This paper presents a simple procedure to evaluate the stress-displacement behavior of clean rock joints sheared under a constant normal stiffness. The predictions of the model are compared with test results on joints with different geometries. The results show good agreement.
L'article expose un precede permettant de determiner la relation tension-deformation dans des fractures de roches cisaillees dans la condition de rigidite normale constante. Les resultats du modèle, compares aux donnees experimentales obtenues sur des fractures de geometries differentes, montrent une fiabilite acceptable du modèle.
Der Artikel stellt ein Verfahren vor zur Untersuchung des Verhaltnisses Spannung-Versetzung von Rissan in Fels unter Konstanter Normal spannung. Die Vorhersagen des Modells werden mit experimentellen Ergebnissen, die in Rissan mit verschiedener Geometrien erhalten wurden, verglichen. Die Ergebnisse zeigen eine ausreichende Übereinstimmang.

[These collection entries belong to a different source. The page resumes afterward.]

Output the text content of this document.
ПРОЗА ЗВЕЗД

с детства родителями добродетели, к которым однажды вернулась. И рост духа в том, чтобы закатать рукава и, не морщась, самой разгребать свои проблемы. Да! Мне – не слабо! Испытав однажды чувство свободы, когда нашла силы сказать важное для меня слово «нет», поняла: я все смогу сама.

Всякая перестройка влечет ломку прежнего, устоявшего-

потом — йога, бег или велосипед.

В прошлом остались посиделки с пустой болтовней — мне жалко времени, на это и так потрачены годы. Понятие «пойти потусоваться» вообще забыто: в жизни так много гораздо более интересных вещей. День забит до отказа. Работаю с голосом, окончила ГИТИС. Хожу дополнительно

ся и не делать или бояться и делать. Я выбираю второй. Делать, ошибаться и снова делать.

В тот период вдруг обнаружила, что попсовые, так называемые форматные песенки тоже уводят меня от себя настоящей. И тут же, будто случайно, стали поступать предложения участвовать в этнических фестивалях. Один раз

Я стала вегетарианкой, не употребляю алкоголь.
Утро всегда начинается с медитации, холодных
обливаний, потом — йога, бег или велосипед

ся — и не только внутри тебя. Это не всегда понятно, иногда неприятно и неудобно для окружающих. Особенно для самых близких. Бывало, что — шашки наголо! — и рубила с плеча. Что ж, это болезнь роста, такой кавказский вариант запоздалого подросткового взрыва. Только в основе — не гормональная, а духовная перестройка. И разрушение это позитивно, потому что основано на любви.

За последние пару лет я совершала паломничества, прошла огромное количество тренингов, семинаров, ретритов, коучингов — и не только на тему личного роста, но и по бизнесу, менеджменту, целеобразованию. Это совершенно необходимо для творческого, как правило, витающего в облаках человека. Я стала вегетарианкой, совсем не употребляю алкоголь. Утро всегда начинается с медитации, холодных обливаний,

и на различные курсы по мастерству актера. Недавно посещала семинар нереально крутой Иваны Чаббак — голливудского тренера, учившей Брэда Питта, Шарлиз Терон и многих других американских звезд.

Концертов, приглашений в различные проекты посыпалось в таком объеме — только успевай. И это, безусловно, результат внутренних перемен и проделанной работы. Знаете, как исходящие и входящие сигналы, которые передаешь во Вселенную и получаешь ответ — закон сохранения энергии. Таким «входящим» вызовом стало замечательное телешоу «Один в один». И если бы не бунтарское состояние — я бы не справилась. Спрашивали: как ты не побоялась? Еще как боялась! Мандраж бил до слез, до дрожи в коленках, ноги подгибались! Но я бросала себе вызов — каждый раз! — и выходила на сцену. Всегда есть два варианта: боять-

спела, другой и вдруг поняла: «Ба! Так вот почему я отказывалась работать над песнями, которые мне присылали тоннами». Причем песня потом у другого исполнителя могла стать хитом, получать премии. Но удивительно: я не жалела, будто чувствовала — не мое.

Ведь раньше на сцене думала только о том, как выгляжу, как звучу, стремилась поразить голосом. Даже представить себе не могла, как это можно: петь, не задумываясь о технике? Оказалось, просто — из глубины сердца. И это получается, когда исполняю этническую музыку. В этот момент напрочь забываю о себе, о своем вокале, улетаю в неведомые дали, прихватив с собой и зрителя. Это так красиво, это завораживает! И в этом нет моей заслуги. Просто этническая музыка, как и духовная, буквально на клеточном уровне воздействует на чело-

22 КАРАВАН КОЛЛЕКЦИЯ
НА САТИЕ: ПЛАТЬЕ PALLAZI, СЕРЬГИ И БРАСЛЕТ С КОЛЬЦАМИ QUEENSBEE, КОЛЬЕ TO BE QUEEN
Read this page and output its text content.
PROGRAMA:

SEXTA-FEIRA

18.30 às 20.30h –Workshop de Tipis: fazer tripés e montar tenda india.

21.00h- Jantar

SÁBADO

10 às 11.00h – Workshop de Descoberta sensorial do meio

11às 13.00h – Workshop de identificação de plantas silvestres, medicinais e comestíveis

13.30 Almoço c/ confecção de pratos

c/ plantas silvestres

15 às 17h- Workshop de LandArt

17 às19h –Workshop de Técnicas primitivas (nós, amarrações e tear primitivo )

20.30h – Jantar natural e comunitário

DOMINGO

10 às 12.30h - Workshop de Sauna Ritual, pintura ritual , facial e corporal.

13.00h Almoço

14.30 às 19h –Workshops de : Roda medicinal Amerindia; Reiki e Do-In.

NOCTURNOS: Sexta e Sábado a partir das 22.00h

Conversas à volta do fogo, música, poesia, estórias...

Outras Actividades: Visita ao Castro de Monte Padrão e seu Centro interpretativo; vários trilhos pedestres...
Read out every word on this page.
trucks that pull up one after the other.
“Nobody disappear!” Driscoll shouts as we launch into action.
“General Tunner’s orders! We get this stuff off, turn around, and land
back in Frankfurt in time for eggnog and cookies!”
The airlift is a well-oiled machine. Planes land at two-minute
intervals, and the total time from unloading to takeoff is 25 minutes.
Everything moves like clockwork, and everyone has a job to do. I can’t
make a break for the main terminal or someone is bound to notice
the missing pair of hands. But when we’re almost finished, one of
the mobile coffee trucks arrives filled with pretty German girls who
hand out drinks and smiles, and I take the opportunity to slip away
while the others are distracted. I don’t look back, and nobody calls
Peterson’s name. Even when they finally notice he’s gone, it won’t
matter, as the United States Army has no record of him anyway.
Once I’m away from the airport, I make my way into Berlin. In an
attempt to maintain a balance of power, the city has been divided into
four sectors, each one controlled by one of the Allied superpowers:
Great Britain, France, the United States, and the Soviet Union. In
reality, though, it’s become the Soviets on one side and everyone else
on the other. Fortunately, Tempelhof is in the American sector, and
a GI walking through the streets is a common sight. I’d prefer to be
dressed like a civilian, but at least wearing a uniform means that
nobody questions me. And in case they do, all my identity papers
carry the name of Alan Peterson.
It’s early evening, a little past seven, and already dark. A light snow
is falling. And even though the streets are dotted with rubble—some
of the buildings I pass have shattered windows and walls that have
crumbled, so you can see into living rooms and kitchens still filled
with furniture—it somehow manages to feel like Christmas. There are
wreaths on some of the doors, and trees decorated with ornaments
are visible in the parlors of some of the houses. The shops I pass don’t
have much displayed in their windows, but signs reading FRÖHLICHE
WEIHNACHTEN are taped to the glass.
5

The prediction of the shear strength developed in a rock joint as it undergoes shear displacements, is a subject which has received increased attention in recent years. Applications cover the design of underground excavations in rock as well as the behavior of rock slopes reinforced with rock anchors. Initial studies covered the case of joints sheared at constant normal stress (Ladanyi & Archambault, 1970; Celestino & Goodman, 1979; Barton et al., 1985). Later, other authors have developed models for the shear behavior of clean rock joints sheared under a stiff normal loading (Leichnitz, 1985; Johnston & Lam, 1989; Saeb & Amadei, 1990; Archambault et al., 1990, Benjellount et al., 1990; Skinas et al. 1990). Most of these models are difficult to apply because they may require a lot of tests, they use many equations, or because they were obtained for some particular case This paper presents a simple analytical procedure to evaluate the strength-displacement behavior of a clean rock joint sheared under a normal stiffness condition. The model is based on simple parameters. For a variety of joint profiles, the comparison of experimental values with those calculated using the model shows an agreement which, for practical purposes, can be adequate.
The testing program was described in a previous paper (Van Sint Jan, 1990) where some typical results were presented. All the samples tested were 16 cm long and 5 cm wide. The geometry of the joint surfaces, shown in Figure 1, included triangular, trapezoidal and sinusoidal teeth and casts from two real joint surfaces. The samples were prepared using a mixture with plaster of Paris. The unconfined compressive strength of the intact material was 0,92 MPa and the angle of friction measured on flat surfaces was 36°, constant within the range of normal stresses used in the tests (0,006 to 0,10 MPa). Shear tests were run with initial values of the normal pressure,, in the range of 0,006 to 0,10 MPa, and with the stiffness of the normal loading, K, either 0 or 0,39 MPa/cm. In most tests the tangential displacement reached one wave length or at least 25 mm, and the direction of movement was then reversed.
First, Johnston & Lam's equations were used to back calculate the shear behavior of the triangular joints. It was found that, although the shape of the curves is similar, the computed values of shear strength, normal force and dilatancy are larger than the experimental ones. For other geometries, such as the casts of real joints RA & RB, it is not clear how to use Johnston & Lam's procedure, thus, the comparison cannot be made.
The analytical model developed herein is a simple extension of Barton's (1973) model, to which the influence of normal load stiffness and joint surface wearing have been added.